Genaro Rodríguez

Personal information
- Full name: Genaro Rodríguez Serrano
- Date of birth: 23 March 1998 (age 28)
- Place of birth: Gerena, Spain
- Height: 1.85 m (6 ft 1 in)
- Position: Centre back

Team information
- Current team: Ibiza
- Number: 16

Youth career
- 2006–2017: Sevilla

Senior career*
- Years: Team / Apps / (Gls)
- 2017–2018: Sevilla C / 26 / (0)
- 2018–2020: Sevilla B / 41 / (3)
- 2019: Sevilla / 0 / (0)
- 2020–2021: Mirandés / 20 / (1)
- 2021–2024: Málaga / 79 / (6)
- 2024–2025: Córdoba / 21 / (0)
- 2025–2026: União de Leiria / 17 / (0)
- 2026–: Ibiza / 3 / (0)

International career
- 2016: Spain U18 / 2 / (0)
- 2016: Spain U19 / 3 / (1)
- 2016: Spain U20 / 6 / (1)

= Genaro Rodríguez =

Spanish footballer

Genaro Rodríguez Serrano (born 23 March 1998), sometimes known as just Genaro, is a Spanish professional footballer who plays for Primera Federación club Ibiza. Mainly a central defender, he can also play as a central midfielder.

==Club career==
Born in Gerena, Seville, Andalusia, Genaro was a Sevilla FC youth graduate. On 13 May 2016, he renewed his contract until 2019.

Genaro made his senior debut with the C-team on 17 September 2017, starting and being sent off in a 4–0 Tercera División home routing of CD San Roque de Lepe. He made his professional debut with the reserves the following 25 March, coming on as a late substitute for Curro in a 0–1 away win against Real Zaragoza in the Segunda División championship.

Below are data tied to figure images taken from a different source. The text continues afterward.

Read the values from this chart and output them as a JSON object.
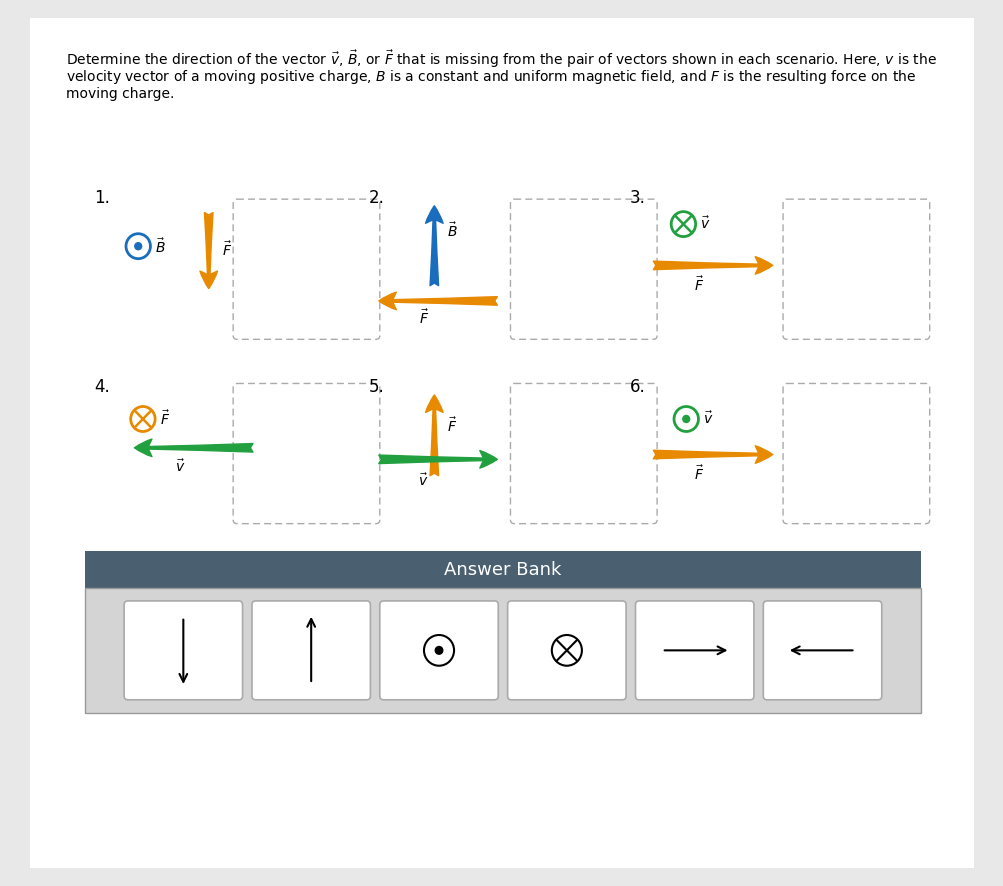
{
  "bg_color": "#e8e8e8",
  "panel_bg": "#ffffff",
  "title_lines": [
    "Determine the direction of the vector $\\vec{v}$, $\\vec{B}$, or $\\vec{F}$ that is missing from the pair of vectors shown in each scenario. Here, $v$ is the",
    "velocity vector of a moving positive charge, $B$ is a constant and uniform magnetic field, and $F$ is the resulting force on the",
    "moving charge."
  ],
  "orange": "#e88a00",
  "blue": "#1a6cbd",
  "green": "#22a040",
  "black": "#000000",
  "answer_bank_header": "Answer Bank",
  "header_bg": "#4a5f70"
}
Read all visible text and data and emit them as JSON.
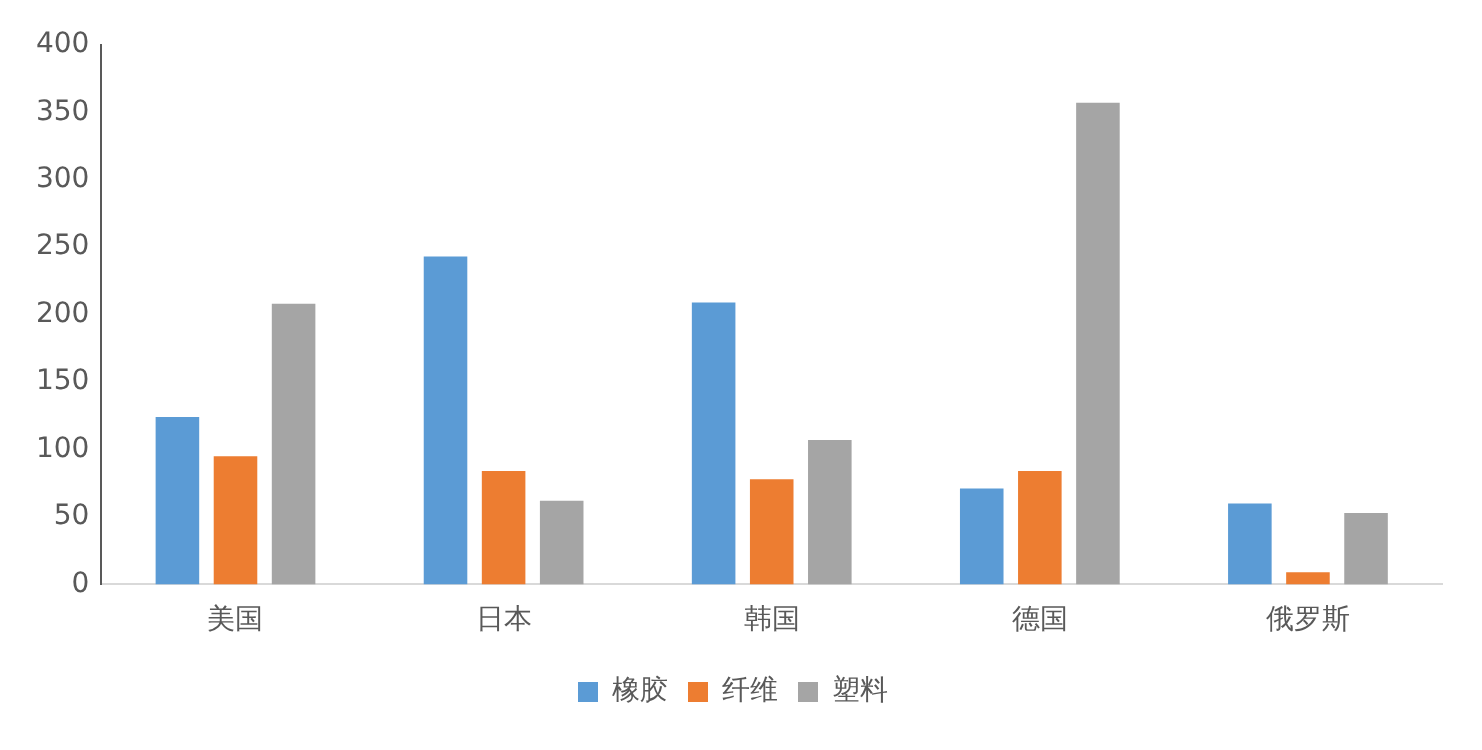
{
  "chart_data": {
    "type": "bar",
    "categories": [
      "美国",
      "日本",
      "韩国",
      "德国",
      "俄罗斯"
    ],
    "series": [
      {
        "name": "橡胶",
        "color": "#5b9bd5",
        "values": [
          124,
          243,
          209,
          71,
          60
        ]
      },
      {
        "name": "纤维",
        "color": "#ed7d31",
        "values": [
          95,
          84,
          78,
          84,
          9
        ]
      },
      {
        "name": "塑料",
        "color": "#a5a5a5",
        "values": [
          208,
          62,
          107,
          357,
          53
        ]
      }
    ],
    "ylim": [
      0,
      400
    ],
    "yticks": [
      0,
      50,
      100,
      150,
      200,
      250,
      300,
      350,
      400
    ],
    "grid": false,
    "legend": "bottom"
  }
}
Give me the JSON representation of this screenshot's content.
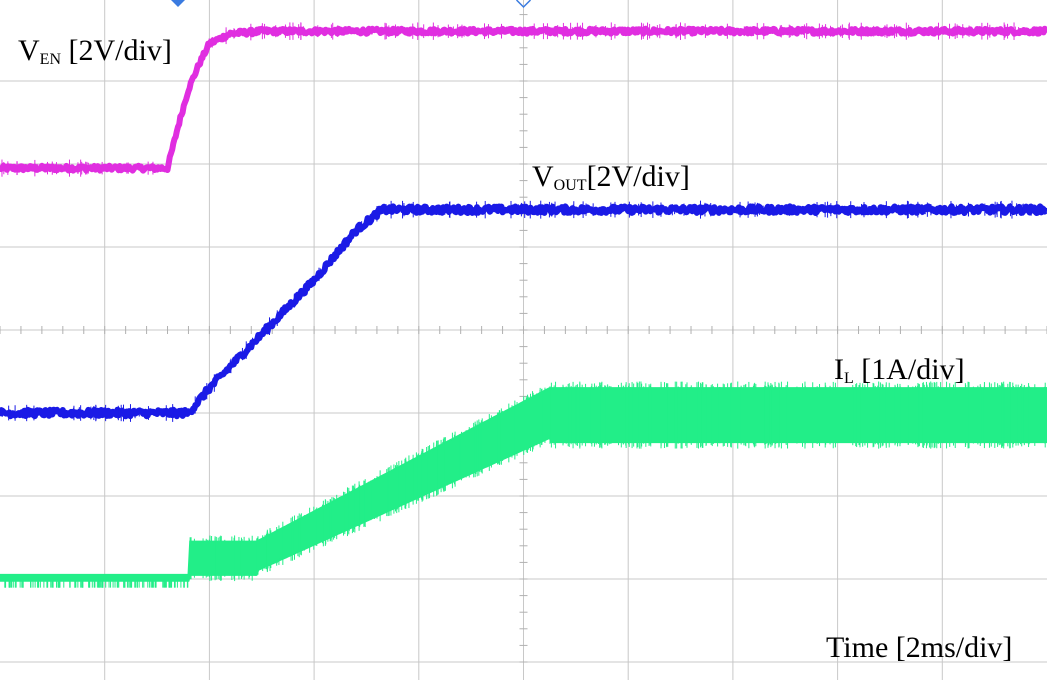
{
  "chart_data": {
    "type": "line",
    "grid": true,
    "x_unit": "ms",
    "x_range": [
      -10,
      10
    ],
    "y_unit": "div",
    "y_range": [
      -4,
      4
    ],
    "time_label": "Time [2ms/div]",
    "series": [
      {
        "name": "VEN",
        "label_main": "V",
        "label_sub": "EN",
        "label_rest": " [2V/div]",
        "color": "#e02ee0",
        "noise": 0.03,
        "x": [
          -10,
          -6.8,
          -6.6,
          -6.4,
          -6.2,
          -6.0,
          -5.6,
          -5.0,
          10
        ],
        "y": [
          1.95,
          1.95,
          2.45,
          2.9,
          3.2,
          3.45,
          3.57,
          3.6,
          3.6
        ]
      },
      {
        "name": "VOUT",
        "label_main": "V",
        "label_sub": "OUT",
        "label_rest": "[2V/div]",
        "color": "#1a1ae6",
        "noise": 0.04,
        "x": [
          -10,
          -6.4,
          -6.0,
          -5.0,
          -4.0,
          -3.2,
          -2.7,
          -2.3,
          10
        ],
        "y": [
          -1.0,
          -1.0,
          -0.7,
          -0.05,
          0.6,
          1.2,
          1.45,
          1.45,
          1.45
        ]
      },
      {
        "name": "IL",
        "label_main": "I",
        "label_sub": "L",
        "label_rest": " [1A/div]",
        "color": "#22ee88",
        "x": [
          -10,
          -6.4,
          -6.4,
          -5.1,
          -5.1,
          0.5,
          0.5,
          10
        ],
        "y_low": [
          -3.02,
          -3.02,
          -2.95,
          -2.95,
          -2.9,
          -1.3,
          -1.35,
          -1.35
        ],
        "y_high": [
          -2.95,
          -2.95,
          -2.55,
          -2.55,
          -2.55,
          -0.7,
          -0.7,
          -0.7
        ]
      }
    ]
  }
}
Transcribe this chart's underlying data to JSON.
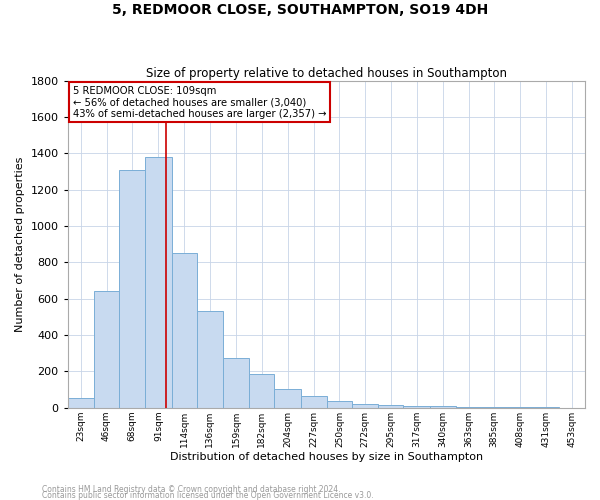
{
  "title": "5, REDMOOR CLOSE, SOUTHAMPTON, SO19 4DH",
  "subtitle": "Size of property relative to detached houses in Southampton",
  "xlabel": "Distribution of detached houses by size in Southampton",
  "ylabel": "Number of detached properties",
  "property_size": 109,
  "annotation_line1": "5 REDMOOR CLOSE: 109sqm",
  "annotation_line2": "← 56% of detached houses are smaller (3,040)",
  "annotation_line3": "43% of semi-detached houses are larger (2,357) →",
  "footer_line1": "Contains HM Land Registry data © Crown copyright and database right 2024.",
  "footer_line2": "Contains public sector information licensed under the Open Government Licence v3.0.",
  "bar_color": "#c8daf0",
  "bar_edge_color": "#7aaed6",
  "redline_color": "#cc0000",
  "annotation_box_edge_color": "#cc0000",
  "bins_left": [
    23,
    46,
    68,
    91,
    114,
    136,
    159,
    182,
    204,
    227,
    250,
    272,
    295,
    317,
    340,
    363,
    385,
    408,
    431,
    453,
    476
  ],
  "counts": [
    55,
    640,
    1310,
    1380,
    850,
    530,
    275,
    185,
    105,
    65,
    35,
    20,
    15,
    12,
    8,
    5,
    4,
    3,
    2,
    1,
    0
  ],
  "ylim": [
    0,
    1800
  ],
  "yticks": [
    0,
    200,
    400,
    600,
    800,
    1000,
    1200,
    1400,
    1600,
    1800
  ],
  "background_color": "#ffffff",
  "grid_color": "#c8d4e8",
  "title_fontsize": 10,
  "subtitle_fontsize": 8.5,
  "xlabel_fontsize": 8,
  "ylabel_fontsize": 8
}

On 7 July 2018, Genaro renewed his contract until 2021. He made his first-team debut on 12 December 2019, starting and playing the full match in a 0–1 away loss against APOEL FC, on Sevilla's last group match of the 2019–20 UEFA Europa League.

On 5 October 2020, Genaro terminated his contract with the Nervionenses, and signed a one-year contract with CD Mirandés in the second division just hours later. He scored his first professional goal on 12 December, netting the game's only in an away success over CF Fuenlabrada.

On 13 August 2021, free agent Genaro agreed to a 1+1 deal with Málaga CF, still in the second tier. The following 12 April, he renewed his contract until 2024.

Genaro only became a regular starter for the Albicelestes in the 2023–24 season, as they achieved promotion from Primera Federación, but departed the club on 30 June 2024 as his link expired. On 14 July, he agreed to a one-year deal with Córdoba CF, also promoted to division two.

On 19 July 2025, Genaro moved to União de Leiria in Portuguese second tier on a one-season deal.